Тётушка Огульсенем обличает…
Ждать мне пришлось долго. Я успел напиться свежего чая, почитать книжку и даже, кажется, вздремнуть, а родителей всё не было. Тётушка Огульсенем проявила завидную твёрдость характера: когда бы я ни выглянул из окна, она была, так сказать, на своём боевом посту. По всему было видно, что она решила дождаться отца, когда бы тот ни приехал, и она дождалась его. Было далеко за полдень, когда я уловил знакомый звук мотора нашей машины. Я вышел и открыл ворота. Отец въехал не без лихости прямо в гараж. И у отца и у мамы руки были заняты какими-то бесчисленными свёртками и можно было предположить, что их сегодняшний визит на городской рынок был более чем удачным. Отец, похоже, уже забыл нашу утреннюю размолвку, он был в прекрасном настроении, усы лихо закручены и он, как всегда, когда был в хорошем настроении, мурлыкал свою любимую песню:
В Ашхабаде побывал,
Помидоры продавал.
Голова совсем бела,
Но прекрасны все дела…
После каждой строчки он добавлял не предусмотренные автором песни слова "вай-вай", так что получалось очень смешно;
В Ашхабаде побывал, вай-вай… - и так далее.
Так они дошли до крыльца, где неподвижно сидела наполненная непрошедшим гневом и оскорблённая в лучших чувствах тётушка Огульсенем.
- Кто бы это мог быть, Сона? - громко спросил отец, останавливаясь в большом недоумении.
Тётушка Огульсенем не только не издала ни звука, но даже не шелохнулась.

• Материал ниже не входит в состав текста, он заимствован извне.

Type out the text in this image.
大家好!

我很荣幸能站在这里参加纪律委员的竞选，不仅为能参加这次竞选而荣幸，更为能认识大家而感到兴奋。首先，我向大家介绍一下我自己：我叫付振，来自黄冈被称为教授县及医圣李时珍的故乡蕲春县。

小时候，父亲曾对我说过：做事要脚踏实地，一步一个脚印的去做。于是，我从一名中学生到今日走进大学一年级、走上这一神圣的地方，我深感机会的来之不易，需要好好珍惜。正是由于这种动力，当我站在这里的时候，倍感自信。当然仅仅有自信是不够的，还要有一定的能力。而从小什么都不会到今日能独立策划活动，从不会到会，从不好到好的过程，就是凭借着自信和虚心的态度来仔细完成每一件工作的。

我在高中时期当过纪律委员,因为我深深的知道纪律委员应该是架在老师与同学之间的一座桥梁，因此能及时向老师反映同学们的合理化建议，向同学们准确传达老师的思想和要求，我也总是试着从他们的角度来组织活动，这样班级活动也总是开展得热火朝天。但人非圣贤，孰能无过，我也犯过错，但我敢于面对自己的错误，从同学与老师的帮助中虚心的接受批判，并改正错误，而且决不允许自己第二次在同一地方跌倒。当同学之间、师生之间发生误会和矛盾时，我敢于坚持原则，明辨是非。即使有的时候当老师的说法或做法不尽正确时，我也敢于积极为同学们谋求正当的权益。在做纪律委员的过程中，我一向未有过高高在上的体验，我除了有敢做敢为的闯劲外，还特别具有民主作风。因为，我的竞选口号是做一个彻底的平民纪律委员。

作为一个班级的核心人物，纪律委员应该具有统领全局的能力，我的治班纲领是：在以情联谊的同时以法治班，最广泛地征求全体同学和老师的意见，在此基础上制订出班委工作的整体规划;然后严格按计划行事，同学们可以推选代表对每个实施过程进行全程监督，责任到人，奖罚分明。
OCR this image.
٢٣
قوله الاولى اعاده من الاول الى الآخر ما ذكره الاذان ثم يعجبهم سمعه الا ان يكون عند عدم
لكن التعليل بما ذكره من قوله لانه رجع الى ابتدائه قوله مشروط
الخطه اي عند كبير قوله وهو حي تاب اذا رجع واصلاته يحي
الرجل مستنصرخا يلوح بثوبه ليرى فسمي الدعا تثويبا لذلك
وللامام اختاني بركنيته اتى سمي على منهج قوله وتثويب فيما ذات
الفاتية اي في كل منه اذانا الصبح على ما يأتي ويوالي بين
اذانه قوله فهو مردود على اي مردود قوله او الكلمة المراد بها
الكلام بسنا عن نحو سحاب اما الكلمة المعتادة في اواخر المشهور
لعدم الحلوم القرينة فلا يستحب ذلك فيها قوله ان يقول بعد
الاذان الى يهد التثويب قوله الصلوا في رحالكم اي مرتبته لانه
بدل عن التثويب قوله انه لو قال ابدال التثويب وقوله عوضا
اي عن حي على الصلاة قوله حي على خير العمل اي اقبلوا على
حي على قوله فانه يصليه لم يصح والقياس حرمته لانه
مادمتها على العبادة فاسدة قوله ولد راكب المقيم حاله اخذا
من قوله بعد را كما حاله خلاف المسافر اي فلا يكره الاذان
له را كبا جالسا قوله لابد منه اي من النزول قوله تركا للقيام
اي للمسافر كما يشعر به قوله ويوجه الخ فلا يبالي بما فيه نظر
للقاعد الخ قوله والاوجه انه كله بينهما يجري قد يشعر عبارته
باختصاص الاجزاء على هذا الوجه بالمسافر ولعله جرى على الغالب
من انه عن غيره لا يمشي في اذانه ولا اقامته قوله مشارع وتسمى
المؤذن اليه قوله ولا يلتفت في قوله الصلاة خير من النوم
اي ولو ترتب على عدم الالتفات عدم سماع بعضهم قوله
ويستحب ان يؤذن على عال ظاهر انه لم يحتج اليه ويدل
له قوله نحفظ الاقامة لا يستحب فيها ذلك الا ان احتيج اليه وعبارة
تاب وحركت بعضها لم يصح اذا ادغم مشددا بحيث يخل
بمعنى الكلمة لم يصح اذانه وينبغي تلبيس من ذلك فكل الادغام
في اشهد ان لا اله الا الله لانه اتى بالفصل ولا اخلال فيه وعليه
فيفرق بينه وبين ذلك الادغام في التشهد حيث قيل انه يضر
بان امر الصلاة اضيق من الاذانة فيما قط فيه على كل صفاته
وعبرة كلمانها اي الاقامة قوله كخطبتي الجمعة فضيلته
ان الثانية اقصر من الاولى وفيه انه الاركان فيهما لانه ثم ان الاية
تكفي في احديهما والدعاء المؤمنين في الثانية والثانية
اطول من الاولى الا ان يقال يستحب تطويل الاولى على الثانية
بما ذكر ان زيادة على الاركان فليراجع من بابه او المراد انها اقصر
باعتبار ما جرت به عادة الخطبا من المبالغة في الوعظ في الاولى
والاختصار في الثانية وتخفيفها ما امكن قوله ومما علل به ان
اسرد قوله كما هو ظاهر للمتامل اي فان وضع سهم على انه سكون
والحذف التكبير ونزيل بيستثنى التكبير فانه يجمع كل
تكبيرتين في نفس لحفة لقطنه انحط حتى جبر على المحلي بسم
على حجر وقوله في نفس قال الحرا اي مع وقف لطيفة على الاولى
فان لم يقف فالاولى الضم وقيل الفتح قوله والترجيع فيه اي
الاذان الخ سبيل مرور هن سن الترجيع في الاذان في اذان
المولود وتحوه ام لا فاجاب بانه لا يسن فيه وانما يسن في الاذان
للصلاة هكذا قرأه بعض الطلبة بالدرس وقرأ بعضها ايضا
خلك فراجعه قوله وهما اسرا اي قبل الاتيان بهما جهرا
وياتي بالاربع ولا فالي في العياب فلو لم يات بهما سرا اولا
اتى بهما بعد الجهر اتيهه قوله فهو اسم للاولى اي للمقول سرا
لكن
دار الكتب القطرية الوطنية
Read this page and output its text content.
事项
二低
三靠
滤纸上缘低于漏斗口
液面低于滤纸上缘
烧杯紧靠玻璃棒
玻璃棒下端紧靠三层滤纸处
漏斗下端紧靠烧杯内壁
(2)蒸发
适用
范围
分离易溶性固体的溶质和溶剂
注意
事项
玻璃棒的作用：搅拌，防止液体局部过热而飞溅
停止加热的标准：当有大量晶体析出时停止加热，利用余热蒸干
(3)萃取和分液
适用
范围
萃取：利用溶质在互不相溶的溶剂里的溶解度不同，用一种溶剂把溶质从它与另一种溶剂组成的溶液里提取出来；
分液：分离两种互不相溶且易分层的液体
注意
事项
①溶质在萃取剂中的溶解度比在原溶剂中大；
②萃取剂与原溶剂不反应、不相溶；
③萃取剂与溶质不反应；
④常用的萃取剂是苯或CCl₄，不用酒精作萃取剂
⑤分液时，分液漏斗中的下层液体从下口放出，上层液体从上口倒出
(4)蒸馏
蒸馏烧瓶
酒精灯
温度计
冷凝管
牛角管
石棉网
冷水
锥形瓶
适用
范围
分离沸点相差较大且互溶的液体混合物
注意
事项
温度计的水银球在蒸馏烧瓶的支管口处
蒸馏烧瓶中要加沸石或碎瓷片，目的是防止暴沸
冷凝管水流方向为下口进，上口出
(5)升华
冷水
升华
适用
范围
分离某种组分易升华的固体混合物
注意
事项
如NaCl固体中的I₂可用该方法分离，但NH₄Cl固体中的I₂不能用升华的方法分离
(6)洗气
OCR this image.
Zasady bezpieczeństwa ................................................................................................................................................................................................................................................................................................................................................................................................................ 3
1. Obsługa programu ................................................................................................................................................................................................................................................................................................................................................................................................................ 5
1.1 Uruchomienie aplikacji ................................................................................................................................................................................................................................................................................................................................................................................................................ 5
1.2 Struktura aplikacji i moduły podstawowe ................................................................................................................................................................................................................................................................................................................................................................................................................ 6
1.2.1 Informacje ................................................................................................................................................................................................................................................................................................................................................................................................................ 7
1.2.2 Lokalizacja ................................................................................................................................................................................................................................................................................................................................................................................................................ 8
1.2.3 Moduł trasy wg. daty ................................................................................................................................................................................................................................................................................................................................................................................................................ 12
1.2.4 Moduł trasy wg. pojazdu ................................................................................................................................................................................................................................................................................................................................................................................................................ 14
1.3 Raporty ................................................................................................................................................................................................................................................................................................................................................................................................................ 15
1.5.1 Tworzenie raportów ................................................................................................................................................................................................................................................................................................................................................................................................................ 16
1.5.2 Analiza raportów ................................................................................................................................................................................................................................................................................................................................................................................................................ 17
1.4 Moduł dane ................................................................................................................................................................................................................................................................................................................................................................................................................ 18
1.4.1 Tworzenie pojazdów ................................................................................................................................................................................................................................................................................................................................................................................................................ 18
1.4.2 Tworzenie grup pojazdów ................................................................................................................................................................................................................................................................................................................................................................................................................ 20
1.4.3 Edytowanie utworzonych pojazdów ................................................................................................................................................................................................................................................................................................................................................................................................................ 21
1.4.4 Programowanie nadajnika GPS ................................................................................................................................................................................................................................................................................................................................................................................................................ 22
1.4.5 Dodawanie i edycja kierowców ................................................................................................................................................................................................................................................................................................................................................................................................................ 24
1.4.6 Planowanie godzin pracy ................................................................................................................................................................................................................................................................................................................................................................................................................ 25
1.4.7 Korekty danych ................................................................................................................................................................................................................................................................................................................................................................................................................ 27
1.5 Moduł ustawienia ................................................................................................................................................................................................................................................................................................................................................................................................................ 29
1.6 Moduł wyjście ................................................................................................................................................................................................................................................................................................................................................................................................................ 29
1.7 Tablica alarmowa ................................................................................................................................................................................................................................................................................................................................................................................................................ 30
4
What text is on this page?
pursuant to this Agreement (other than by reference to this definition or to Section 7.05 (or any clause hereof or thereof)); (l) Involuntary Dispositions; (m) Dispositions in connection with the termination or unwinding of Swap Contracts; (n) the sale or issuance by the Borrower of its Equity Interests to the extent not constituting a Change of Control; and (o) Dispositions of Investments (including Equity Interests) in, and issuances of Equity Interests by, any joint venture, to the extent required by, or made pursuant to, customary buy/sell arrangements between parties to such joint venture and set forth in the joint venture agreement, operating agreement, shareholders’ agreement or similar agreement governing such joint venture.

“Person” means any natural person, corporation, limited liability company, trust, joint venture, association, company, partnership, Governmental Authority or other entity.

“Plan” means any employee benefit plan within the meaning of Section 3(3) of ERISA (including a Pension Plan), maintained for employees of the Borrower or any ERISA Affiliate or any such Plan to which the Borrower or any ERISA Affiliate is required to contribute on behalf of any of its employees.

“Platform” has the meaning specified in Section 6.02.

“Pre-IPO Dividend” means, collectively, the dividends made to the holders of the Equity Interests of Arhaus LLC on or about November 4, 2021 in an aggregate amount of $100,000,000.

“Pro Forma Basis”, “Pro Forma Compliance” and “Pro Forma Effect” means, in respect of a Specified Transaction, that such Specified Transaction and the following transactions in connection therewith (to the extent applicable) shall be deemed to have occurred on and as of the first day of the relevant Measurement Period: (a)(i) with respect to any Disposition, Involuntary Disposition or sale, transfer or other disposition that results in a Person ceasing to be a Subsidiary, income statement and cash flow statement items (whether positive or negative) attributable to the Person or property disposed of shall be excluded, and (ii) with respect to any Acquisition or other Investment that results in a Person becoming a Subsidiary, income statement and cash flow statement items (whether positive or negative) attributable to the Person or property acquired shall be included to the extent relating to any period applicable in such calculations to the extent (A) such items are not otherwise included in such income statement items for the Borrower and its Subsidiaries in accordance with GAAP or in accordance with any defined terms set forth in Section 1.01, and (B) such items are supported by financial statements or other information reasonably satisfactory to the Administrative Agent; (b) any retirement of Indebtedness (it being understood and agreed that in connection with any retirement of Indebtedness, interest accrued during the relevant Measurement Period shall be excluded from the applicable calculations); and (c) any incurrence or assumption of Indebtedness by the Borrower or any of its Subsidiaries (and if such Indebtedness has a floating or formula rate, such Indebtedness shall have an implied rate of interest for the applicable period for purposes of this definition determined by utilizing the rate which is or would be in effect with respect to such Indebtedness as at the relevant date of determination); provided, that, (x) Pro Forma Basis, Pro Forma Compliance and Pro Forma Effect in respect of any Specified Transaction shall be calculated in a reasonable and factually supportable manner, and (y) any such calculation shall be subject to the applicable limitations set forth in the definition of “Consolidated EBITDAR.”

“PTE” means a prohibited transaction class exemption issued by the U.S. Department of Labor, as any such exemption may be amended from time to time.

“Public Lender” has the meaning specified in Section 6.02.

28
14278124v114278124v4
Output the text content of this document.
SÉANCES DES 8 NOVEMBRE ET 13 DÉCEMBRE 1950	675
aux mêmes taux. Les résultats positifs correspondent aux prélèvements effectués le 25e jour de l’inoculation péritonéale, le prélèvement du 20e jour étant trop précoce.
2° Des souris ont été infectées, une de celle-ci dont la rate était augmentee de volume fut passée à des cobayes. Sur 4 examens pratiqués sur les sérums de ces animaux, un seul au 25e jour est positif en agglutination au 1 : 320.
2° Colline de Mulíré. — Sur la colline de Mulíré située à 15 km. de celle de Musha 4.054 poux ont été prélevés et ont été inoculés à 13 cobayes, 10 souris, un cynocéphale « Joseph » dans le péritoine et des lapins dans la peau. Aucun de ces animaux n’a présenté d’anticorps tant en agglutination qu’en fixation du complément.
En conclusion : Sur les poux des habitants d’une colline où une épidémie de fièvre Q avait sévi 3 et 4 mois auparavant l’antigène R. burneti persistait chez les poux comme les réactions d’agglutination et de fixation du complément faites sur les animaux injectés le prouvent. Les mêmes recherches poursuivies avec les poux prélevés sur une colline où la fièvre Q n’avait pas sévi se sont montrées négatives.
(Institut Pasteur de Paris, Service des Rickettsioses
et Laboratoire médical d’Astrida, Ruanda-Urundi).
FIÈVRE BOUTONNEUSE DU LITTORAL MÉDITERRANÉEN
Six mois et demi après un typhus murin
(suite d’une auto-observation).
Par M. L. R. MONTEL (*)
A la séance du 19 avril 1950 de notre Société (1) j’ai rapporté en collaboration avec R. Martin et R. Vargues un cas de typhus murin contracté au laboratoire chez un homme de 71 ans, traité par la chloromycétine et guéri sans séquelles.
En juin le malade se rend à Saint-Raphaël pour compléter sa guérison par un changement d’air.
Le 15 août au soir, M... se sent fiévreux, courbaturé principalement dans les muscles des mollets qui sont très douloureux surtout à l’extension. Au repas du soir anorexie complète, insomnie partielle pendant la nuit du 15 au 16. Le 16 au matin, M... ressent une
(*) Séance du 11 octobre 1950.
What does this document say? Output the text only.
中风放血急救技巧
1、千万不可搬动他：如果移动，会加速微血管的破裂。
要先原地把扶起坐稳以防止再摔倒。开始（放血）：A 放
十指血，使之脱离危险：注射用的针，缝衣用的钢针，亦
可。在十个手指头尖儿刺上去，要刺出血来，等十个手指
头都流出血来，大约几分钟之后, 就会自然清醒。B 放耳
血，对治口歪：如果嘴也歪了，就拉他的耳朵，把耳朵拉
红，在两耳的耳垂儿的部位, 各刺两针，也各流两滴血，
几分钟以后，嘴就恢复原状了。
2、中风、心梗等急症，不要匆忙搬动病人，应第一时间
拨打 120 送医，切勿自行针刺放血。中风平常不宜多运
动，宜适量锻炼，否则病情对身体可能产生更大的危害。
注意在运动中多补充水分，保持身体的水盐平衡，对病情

Мама, выйдя вперёд из-за отцовской спины, сказала:
- Если бы я могла такое предположить, я бы сказала, что эта женщина до крайности похожа на сватью Огульсенем.
Отец пожал плечами.
- Если это она, то ведёт себя довольно странно. Мне кажется…
Но так и никому и не удалось ни тогда, ни позже узнать, что казалось моему отцу. Потому что в следующую же секунду перед ним оказалась разъярённая тётушка Огульсенем, и скорости, с какой вылетали слова из её рта, мог бы позавидовать самый современный пулемёт:
- Странно? - закричала она, наступая на ничего не подозревавшего отца своей необъятной грудью. - Странно? Люди добрые, - она широко развела руками, как бы призывая людей присоединиться к ней, - люди добрые, посмотрите только, посмотрите только на этого обманщика, на этого гнусного негодяя, притворяющегося честным человеком, на этого лгуна, надсмеявшегося над честным именем бедной вдовы, на этого сына опалённой свиньи, чтобы дьяволы в аду сожрали твои внутренности - посмотрите на него! Вот он стоит передо мной и таращит свои бесстыжие глаза, да вытекут они у него от трахомы, и говорит, что я веду себя довольно странно. Ну, есть ли после этого у человека хоть немного, хотя бы весом с петушиное перо, совести?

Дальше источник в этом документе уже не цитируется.